Meski demikian, dirinya memastikan semaksimal mungkin agar korban bisa segera pulih.

"Semaksimal mungkin akan pulihkan pasien," tutur Bima.

 

 

 

* BACA BERITA TERKINI LAINNYA DI GOOGLE NEWS

3 dari 3 halaman

Harus Tetap Berlanjut

Anggota Komisi I DPR Bobby Rizaldi menyatakan meninggalnya Kopda Muslimin tidak membuat proses hukum terhadap para tersangka penembakan dihentikan.

Dia menyebut proses hukum harus berlanjut untuk menghukum para pelaku.

"Ya ini kasus kriminal, yang karena pelakunya oknum anggota TNI, maka TNI memberikan bantuan kepada pihak polisi. Semua pihak yang masih hidup dan sudah ditangkap agar diproses secara hukum pidana untuk mempertanggung jawabkan nya," kata Bobby kepada wartawan, Jumat (29/7/2022).

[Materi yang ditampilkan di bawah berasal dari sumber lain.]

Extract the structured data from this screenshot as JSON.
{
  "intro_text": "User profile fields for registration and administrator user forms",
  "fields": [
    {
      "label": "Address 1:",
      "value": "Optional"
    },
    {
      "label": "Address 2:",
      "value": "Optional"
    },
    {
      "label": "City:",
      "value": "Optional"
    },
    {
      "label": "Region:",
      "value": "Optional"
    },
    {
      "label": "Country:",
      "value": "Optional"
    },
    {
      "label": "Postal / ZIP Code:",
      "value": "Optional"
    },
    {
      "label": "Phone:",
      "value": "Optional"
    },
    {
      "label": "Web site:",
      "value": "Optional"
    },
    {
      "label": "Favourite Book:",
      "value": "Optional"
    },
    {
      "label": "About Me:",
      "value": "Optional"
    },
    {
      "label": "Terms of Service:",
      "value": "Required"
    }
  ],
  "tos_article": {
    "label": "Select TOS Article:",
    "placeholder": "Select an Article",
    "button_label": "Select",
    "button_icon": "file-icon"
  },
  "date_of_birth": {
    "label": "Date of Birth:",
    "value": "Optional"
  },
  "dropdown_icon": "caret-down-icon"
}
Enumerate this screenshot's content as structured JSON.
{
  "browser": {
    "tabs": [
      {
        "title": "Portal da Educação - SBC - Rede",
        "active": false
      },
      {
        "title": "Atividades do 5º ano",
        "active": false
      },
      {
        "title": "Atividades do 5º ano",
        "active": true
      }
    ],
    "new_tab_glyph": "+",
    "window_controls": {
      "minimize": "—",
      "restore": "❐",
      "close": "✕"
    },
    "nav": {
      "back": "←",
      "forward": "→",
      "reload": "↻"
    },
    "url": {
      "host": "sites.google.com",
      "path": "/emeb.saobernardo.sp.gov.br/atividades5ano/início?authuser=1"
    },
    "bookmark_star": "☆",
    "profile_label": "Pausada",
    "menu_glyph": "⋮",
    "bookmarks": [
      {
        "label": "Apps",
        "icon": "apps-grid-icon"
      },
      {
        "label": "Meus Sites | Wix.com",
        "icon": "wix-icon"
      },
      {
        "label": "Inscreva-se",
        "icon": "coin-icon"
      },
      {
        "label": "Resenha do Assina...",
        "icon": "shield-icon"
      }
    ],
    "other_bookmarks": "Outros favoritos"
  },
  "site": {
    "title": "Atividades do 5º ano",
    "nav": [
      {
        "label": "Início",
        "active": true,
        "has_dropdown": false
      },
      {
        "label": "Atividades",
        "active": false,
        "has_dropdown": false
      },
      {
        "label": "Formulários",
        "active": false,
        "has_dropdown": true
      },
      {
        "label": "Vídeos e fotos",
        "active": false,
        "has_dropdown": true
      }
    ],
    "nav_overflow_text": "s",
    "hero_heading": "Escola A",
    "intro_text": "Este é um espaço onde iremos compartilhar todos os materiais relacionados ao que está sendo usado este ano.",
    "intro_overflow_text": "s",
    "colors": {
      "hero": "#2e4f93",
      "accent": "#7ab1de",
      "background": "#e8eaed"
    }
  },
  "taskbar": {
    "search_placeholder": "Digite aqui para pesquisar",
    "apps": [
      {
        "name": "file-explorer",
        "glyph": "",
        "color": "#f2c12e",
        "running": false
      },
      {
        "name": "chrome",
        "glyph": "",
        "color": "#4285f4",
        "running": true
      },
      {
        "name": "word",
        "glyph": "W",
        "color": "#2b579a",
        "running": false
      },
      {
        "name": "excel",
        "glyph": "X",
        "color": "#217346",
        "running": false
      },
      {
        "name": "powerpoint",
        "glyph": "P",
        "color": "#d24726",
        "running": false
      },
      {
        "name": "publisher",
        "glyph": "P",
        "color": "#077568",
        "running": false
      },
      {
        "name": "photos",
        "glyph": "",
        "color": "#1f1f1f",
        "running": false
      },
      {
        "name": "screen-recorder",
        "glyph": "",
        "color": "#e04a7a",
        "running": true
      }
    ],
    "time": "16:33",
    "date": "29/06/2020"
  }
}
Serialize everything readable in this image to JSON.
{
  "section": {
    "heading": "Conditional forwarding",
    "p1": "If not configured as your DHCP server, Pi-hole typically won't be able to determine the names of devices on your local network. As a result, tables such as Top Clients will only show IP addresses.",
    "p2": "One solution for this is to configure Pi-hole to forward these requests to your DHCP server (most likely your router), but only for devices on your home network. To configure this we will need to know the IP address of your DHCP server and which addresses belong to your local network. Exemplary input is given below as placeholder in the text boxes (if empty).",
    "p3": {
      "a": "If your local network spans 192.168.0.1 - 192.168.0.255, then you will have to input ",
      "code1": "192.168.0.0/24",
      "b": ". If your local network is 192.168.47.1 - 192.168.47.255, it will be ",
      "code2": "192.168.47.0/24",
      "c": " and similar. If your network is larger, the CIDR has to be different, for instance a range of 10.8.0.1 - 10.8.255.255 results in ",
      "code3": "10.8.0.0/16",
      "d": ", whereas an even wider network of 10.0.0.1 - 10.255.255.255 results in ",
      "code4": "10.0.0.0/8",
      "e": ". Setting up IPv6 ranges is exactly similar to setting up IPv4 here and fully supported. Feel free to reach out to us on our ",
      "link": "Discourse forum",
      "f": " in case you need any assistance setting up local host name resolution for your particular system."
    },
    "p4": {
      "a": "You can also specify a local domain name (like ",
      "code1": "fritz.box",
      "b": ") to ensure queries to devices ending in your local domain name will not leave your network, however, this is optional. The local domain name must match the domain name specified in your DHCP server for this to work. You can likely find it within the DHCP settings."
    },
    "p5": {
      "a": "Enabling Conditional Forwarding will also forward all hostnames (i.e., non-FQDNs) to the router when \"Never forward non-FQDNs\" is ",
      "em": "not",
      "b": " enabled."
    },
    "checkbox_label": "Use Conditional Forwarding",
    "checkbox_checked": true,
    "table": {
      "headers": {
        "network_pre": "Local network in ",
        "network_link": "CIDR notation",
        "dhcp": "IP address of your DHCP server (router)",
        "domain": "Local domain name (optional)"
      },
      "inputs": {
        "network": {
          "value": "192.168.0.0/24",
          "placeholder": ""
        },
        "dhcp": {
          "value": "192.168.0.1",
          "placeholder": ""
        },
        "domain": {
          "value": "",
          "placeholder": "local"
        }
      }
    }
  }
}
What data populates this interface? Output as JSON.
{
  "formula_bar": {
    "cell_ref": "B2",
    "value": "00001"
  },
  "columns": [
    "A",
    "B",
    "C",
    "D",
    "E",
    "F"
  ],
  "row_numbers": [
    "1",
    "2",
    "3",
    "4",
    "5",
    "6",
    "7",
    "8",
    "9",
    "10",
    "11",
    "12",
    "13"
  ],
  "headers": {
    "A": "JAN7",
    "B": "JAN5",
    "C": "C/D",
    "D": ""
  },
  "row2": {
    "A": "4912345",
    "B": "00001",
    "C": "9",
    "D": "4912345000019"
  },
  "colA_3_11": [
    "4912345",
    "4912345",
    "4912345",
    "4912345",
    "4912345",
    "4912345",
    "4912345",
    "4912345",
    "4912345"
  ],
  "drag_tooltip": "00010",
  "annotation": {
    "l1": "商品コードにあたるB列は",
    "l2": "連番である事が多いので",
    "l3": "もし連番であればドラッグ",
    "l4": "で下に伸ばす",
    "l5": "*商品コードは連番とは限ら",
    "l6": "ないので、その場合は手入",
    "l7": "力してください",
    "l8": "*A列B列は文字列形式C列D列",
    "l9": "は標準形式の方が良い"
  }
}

Menurut legislator Partai Golkar ini, dengan kematian Kopda Muslimin maka hal itu cukup untuk mengusut tuntas kasus tersebut. Meski demikian, kematian Kopda Muslimin tidak bisa meringankan tuntutan pada para tersangka penembak.

"Tidak ada hal yg meringankan perbuatan keji tersebut," kata dia.

Bobby menilai, kasus Kopda Muslimin harus menjadi pelajaran bagi TNI untuk melakukn evaluasi bagi setiap anggotanya, tidak hanya fisik melainkan psikis dan mental juga.

"Kasus ini bisa menimpa siapa aja, tak terkecuali anggota TNI, ke depan perlu kiranya terus di evaluasi kesehatan setiap prajurit secara rutin, bukan hanya jasmani nya tapi juga psikisnya," kata dia.